Present: Shubow, Dolan, JJ.
Practice, Civil, Dismissal with prejudice; Failure to pay counsel fees.
Report of court's dismissal of plaintiff's report. Action appealed from the Plymouth Division, Brownell, J.
Victor G. Fields for the plaintiff.
Jeffrey W. Dukess for the defendant.
After the plaintiff's action to recover rent was dismissed on the defendant's motion for failure of the plaintiff to appear for trial, another judge, some two months later, allowed the plaintiff's motion to vacate the order of dismissal upon payment of $600 in counsel fees. The fees were not paid some eight months later when the case was assigned for a pretrial conference.

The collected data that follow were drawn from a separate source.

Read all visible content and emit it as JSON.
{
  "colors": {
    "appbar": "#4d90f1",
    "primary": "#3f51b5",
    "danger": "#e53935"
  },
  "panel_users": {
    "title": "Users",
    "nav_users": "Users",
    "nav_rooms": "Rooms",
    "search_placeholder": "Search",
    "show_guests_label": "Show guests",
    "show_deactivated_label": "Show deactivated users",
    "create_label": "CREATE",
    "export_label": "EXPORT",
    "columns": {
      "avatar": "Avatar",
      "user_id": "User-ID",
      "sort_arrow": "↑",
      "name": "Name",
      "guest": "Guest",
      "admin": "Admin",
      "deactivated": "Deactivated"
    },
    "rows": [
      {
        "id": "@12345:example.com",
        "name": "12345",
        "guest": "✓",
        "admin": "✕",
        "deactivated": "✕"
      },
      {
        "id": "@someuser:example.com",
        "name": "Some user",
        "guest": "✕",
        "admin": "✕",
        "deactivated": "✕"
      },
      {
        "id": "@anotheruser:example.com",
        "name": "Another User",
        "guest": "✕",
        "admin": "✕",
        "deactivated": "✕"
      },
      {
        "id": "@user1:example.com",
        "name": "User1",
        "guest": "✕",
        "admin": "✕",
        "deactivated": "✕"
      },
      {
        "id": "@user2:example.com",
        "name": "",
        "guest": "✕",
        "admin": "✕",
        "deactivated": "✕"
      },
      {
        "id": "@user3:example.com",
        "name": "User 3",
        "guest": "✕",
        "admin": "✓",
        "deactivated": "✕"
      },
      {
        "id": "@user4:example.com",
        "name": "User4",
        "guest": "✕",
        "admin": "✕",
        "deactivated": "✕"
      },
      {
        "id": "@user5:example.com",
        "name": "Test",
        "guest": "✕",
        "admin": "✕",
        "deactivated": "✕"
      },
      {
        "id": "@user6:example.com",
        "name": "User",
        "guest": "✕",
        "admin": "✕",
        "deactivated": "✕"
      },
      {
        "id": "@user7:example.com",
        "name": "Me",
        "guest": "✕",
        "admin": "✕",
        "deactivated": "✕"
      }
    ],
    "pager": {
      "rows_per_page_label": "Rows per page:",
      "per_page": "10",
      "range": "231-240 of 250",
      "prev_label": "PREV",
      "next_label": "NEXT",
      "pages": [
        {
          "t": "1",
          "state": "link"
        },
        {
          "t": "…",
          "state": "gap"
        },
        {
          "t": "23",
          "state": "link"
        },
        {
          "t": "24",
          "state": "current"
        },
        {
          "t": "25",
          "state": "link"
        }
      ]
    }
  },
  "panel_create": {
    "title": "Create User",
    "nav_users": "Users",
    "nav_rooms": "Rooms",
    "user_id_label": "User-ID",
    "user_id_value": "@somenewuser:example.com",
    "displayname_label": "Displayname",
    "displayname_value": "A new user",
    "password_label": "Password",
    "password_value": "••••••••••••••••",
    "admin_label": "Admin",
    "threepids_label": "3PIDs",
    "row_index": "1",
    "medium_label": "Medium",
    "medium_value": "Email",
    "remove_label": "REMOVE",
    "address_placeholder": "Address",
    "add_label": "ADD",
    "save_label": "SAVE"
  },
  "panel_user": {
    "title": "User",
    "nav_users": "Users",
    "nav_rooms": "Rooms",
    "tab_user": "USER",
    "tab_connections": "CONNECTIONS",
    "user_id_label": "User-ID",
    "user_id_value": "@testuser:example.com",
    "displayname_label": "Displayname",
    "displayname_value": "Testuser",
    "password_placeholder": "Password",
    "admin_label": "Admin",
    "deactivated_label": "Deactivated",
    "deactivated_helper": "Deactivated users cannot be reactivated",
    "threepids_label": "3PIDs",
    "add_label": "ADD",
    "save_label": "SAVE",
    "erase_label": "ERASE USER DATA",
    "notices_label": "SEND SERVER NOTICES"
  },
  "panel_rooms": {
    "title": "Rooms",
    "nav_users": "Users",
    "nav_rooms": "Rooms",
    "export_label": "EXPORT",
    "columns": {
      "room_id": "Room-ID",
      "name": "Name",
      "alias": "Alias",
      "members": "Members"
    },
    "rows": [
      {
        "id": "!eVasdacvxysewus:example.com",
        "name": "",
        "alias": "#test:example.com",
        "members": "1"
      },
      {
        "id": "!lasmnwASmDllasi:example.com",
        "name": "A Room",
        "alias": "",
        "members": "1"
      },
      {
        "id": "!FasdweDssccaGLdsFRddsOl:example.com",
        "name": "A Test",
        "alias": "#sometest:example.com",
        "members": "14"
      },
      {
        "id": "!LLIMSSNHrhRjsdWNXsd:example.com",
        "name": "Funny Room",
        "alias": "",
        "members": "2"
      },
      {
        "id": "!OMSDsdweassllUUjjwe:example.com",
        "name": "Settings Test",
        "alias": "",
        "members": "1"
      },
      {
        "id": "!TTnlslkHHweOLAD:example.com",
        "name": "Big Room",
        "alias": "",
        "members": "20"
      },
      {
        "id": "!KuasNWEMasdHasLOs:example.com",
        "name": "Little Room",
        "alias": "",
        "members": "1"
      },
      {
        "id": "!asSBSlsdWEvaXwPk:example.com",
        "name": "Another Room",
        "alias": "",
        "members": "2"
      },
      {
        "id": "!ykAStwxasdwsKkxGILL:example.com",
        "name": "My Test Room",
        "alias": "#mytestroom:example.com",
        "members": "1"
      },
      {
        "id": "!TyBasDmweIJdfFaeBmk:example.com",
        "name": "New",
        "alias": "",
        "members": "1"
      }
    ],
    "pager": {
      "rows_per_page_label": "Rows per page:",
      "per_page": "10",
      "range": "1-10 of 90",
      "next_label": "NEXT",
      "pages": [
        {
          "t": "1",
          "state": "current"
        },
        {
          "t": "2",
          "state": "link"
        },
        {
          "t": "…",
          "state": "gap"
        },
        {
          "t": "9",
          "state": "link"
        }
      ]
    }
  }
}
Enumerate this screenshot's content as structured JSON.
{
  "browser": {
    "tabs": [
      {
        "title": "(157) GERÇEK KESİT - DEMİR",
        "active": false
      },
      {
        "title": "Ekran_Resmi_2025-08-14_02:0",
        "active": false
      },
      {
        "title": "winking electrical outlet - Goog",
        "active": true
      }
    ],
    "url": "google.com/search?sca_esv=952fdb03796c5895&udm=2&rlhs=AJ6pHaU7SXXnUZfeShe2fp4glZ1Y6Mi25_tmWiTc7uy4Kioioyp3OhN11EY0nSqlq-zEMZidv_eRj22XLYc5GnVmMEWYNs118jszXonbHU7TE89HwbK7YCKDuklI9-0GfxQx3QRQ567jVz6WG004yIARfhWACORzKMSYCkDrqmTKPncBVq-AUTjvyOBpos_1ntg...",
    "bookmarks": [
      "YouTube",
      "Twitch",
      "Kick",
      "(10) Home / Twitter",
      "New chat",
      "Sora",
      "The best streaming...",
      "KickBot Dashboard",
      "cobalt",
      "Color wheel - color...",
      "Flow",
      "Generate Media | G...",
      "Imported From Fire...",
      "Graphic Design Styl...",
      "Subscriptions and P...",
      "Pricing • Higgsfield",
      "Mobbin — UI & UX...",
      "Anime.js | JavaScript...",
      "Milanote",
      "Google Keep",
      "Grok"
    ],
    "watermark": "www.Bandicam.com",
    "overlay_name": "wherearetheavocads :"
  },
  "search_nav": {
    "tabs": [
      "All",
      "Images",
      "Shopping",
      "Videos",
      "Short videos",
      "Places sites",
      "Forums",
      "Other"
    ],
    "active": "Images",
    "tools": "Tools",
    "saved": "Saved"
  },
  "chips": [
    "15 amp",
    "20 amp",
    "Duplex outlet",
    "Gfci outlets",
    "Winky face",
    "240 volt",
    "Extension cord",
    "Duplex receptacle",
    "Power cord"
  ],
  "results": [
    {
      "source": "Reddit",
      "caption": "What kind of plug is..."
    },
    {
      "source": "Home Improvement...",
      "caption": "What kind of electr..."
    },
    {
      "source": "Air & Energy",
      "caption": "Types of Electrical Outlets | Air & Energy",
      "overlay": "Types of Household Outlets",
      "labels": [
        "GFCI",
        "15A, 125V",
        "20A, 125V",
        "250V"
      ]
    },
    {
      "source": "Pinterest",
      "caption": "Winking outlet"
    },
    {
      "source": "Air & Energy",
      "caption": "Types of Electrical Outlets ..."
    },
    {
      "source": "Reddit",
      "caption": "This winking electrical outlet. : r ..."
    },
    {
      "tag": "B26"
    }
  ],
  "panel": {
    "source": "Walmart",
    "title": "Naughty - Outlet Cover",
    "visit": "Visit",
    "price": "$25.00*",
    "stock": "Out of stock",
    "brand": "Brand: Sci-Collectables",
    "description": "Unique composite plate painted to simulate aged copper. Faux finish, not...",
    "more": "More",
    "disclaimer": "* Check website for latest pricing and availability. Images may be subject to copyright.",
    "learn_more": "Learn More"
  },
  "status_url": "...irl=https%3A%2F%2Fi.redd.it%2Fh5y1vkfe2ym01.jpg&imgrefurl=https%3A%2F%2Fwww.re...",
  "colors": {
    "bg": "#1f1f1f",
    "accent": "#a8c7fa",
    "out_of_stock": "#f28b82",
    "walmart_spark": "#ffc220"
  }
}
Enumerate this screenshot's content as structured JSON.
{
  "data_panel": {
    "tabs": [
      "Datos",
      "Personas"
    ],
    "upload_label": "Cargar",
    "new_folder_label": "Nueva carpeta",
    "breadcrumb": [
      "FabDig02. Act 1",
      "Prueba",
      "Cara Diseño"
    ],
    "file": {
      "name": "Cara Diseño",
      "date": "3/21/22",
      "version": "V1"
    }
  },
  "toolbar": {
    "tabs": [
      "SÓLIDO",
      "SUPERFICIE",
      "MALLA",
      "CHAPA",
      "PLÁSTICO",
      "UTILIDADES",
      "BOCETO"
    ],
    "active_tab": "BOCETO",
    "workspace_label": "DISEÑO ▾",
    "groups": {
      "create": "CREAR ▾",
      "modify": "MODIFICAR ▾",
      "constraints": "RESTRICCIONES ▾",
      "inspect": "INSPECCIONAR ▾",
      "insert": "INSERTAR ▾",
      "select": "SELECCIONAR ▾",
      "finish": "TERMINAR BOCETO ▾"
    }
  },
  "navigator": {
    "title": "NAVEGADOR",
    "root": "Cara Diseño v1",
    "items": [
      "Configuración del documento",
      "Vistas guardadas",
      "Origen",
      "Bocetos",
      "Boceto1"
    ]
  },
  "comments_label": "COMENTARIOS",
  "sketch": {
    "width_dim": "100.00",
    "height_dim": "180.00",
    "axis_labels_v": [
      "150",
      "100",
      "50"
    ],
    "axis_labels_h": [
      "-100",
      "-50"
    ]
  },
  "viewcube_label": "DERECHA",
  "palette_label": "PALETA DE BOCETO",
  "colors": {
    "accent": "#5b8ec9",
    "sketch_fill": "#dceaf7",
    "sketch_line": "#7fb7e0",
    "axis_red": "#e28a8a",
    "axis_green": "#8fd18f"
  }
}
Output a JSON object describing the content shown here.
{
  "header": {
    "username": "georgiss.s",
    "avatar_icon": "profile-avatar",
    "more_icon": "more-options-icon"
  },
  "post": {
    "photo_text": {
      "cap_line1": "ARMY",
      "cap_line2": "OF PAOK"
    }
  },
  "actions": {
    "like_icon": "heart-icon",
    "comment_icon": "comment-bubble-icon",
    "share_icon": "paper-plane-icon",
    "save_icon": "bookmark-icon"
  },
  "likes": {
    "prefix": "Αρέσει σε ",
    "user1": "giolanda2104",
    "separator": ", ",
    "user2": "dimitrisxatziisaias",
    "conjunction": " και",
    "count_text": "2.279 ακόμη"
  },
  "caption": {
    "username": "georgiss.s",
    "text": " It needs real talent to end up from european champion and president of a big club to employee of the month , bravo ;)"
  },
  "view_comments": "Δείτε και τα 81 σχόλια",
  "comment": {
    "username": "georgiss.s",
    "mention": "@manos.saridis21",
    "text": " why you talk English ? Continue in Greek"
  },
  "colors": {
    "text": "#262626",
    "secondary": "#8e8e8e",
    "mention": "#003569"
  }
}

At that point the defendant sought and obtained a dismissal with prejudice. The plaintiff in this Report challenges the authority of the court, once having allowed a motion to dismiss, to allow thereafter a motion to dismiss with prejudice.
An obvious answer to this contention is that the original dismissal having been conditionally vacated at the plaintiff's own insistence, the plaintiff should not be heard to complain later when the court is called upon to react to the plaintiff's failure to comply with the condition, a condition not objected to nor sought to be reviewed by the plaintiff so far as the record discloses. The plaintiff had the opportunity to satisfy the wholly reasonable condition by tendering the costs between April 26, 1988, when her motion to vacate the order of dismissal was allowed and December 29, 1988, when the defendant's motion to dismiss with prejudice was decided. Thereafter, it was too late. See Parrell v. Keenan, 389 Mass. 809, 818 (1983).
Passing over the fact that in any event the plaintiff's claim of report and draft report were untimely filed, the authorities relied on by her are of no relevance. Hackney v. Butler, 339 Mass. 605 (1959), deals with late filing of a bill of exceptions and has nothing to do with the claim of the plaintiff that, having conditionally dismissed a case, the judge could not go on, as a matter of discretion, to deal with the plaintiff's failure to act responsibly. The plaintiff fails to assert when, if ever, she proposed to tender the payment ordered. Higgins v. First National Stores, Inc., 340 Mass. 618 (1960), likewise affords the plaintiff no help. It simply held that a bill of exceptions may not be allowed after a case has gone to judgment. There is little point in canvassing the other authorities relied on because they deal only with the absence of authority in a court to deal with cases that have gone to final judgment. The present case was in a wholly different posture. The action taken by the judge was within the range of equitable discretion to deal fairly with the interests of both parties in the case of defaults and the like. Burger Chef Systems, Inc. v. Servfast of Brockton, Inc., 393 Mass. 287, 291 (1984); Woo v. Moy, 17 Mass. App. Ct. 949, 949-950 (1983).
The docket shows the trial court's final action was entered on December 21, 1988. The plaintiff's filings were January 4, 1989. Requests for reports must be filed within ten days after entry of judgment. Dist./Mun. Cts. Rules of Civil Procedure, Rule 64(c) (1).
In the absence of any showing of prejudicial error, the Report is dismissed.
Former Presiding Justice Black took no part in the hearing of this case.